For the exercise function \(y = \sin\left(x - \frac{\pi}{4}\right)\), the value of \(a\) is 1 because no coefficient is written in front of the sine function, which implies an invisible 1. Therefore:

• Amplitude = |1| = 1

So, the waves of this sine function will rise and fall to a height of 1 unit above and below the midline, which is typically the x-axis unless shifted by another constant \(d\) in the equation.

The period of a sine function refers to the length of one complete cycle of the wave before it repeats itself. This is important for understanding the frequency of the wave over a given range. To calculate the period of a sine function, we use the formula \(\frac{2\pi}{b}\), extracted from the general form \(y = a \sin(bx - c) + d\), where \(b\) influences how stretched or compressed the wave will be.

For the function \(y = \sin\left(x - \frac{\pi}{4}\right)\):

• \(b = 1\), which compels us to use the formula \(\frac{2\pi}{1} = 2\pi\)

This means that the wave starts repeating every \(2\pi\) units along the x-axis. Since \(b = 1\), the wave takes the standard cycle length, similar to the basic sine curve. A higher \(b\) would result in more cycles within the same range, while a smaller \(b\) (between 0 and 1) would stretch the cycles out.

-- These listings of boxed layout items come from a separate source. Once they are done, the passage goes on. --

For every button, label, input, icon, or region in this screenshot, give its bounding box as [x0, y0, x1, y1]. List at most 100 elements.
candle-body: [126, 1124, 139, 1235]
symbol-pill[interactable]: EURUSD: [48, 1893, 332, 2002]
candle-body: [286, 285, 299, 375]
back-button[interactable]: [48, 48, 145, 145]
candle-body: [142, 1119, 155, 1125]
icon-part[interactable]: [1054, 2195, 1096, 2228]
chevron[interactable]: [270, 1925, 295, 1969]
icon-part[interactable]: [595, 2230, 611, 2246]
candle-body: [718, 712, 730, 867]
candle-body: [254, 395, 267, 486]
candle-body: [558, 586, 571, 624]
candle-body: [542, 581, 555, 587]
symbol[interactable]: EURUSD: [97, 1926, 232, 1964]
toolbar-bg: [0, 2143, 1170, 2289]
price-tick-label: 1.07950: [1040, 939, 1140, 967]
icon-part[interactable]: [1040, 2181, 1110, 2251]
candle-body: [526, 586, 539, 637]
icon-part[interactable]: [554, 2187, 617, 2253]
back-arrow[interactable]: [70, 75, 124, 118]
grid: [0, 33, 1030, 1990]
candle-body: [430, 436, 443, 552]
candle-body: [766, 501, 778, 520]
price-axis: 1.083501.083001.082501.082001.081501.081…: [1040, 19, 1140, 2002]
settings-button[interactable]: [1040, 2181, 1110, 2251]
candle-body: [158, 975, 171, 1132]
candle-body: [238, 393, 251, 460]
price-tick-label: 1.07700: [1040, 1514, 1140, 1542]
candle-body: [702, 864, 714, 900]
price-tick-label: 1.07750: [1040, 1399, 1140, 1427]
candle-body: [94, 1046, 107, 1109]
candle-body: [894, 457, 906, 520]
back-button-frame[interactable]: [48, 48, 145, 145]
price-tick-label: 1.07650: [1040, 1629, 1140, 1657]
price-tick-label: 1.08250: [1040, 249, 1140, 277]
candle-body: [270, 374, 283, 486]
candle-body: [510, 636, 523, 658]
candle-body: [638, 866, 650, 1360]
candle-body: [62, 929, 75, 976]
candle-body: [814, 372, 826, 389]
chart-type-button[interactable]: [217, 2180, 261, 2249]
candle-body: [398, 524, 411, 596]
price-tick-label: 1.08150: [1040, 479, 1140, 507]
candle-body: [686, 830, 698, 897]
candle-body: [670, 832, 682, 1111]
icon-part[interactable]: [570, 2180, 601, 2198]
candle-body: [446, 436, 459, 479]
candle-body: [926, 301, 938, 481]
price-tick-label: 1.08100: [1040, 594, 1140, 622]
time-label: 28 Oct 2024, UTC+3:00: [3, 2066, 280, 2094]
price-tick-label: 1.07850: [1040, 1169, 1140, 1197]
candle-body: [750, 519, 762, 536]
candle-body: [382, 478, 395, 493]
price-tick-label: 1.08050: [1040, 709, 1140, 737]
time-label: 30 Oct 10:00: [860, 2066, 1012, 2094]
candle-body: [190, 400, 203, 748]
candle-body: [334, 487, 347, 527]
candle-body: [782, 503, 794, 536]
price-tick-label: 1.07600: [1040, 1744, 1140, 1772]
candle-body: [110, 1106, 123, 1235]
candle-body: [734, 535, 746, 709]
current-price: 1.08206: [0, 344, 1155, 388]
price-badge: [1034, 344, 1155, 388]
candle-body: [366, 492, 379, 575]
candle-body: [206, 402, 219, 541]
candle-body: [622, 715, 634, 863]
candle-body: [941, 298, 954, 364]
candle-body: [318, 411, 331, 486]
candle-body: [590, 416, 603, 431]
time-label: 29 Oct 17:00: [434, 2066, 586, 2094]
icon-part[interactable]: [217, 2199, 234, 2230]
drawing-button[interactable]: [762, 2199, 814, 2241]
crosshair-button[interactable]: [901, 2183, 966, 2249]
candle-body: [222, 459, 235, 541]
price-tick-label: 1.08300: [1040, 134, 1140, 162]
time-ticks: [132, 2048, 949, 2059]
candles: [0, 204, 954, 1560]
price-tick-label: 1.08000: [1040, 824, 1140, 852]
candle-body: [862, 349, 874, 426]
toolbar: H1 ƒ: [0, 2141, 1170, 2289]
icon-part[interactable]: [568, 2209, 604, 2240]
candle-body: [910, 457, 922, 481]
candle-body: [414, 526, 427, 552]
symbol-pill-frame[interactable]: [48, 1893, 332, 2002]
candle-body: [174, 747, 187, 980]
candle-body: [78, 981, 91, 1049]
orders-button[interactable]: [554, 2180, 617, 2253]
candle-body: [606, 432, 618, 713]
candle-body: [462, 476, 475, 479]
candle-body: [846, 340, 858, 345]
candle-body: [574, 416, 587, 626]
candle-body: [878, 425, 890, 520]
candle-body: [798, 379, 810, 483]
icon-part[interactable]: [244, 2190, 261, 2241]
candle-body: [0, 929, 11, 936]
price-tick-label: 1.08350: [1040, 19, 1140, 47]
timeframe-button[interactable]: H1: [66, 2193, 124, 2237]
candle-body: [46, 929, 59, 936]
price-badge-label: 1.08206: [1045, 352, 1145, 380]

The phase shift tells us how much the standard sine wave is shifted horizontally along the x-axis. It indicates whether the wave starts sooner or later in relation to the y-axis.
To find this shift in the general sine function form \(y = a \sin(bx - c) + d\), use the formula \(\frac{c}{b}\). The direction of the shift depends on the sign of \(c\): subtracting \(c\) shifts the function to the right, whereas adding shifts it to the left.
For \(y = \sin\left(x - \frac{\pi}{4}\right)\):

• Here, \(c = \frac{\pi}{4}\), and \(b = 1\)
• Phase Shift = \(\frac{\frac{\pi}{4}}{1} = \frac{\pi}{4}\)

This results in a shift of \(\frac{\pi}{4}\) units to the right. It's like sliding the whole wave towards the positive x-direction, which changes the starting point of the wave's ascent on the x-axis.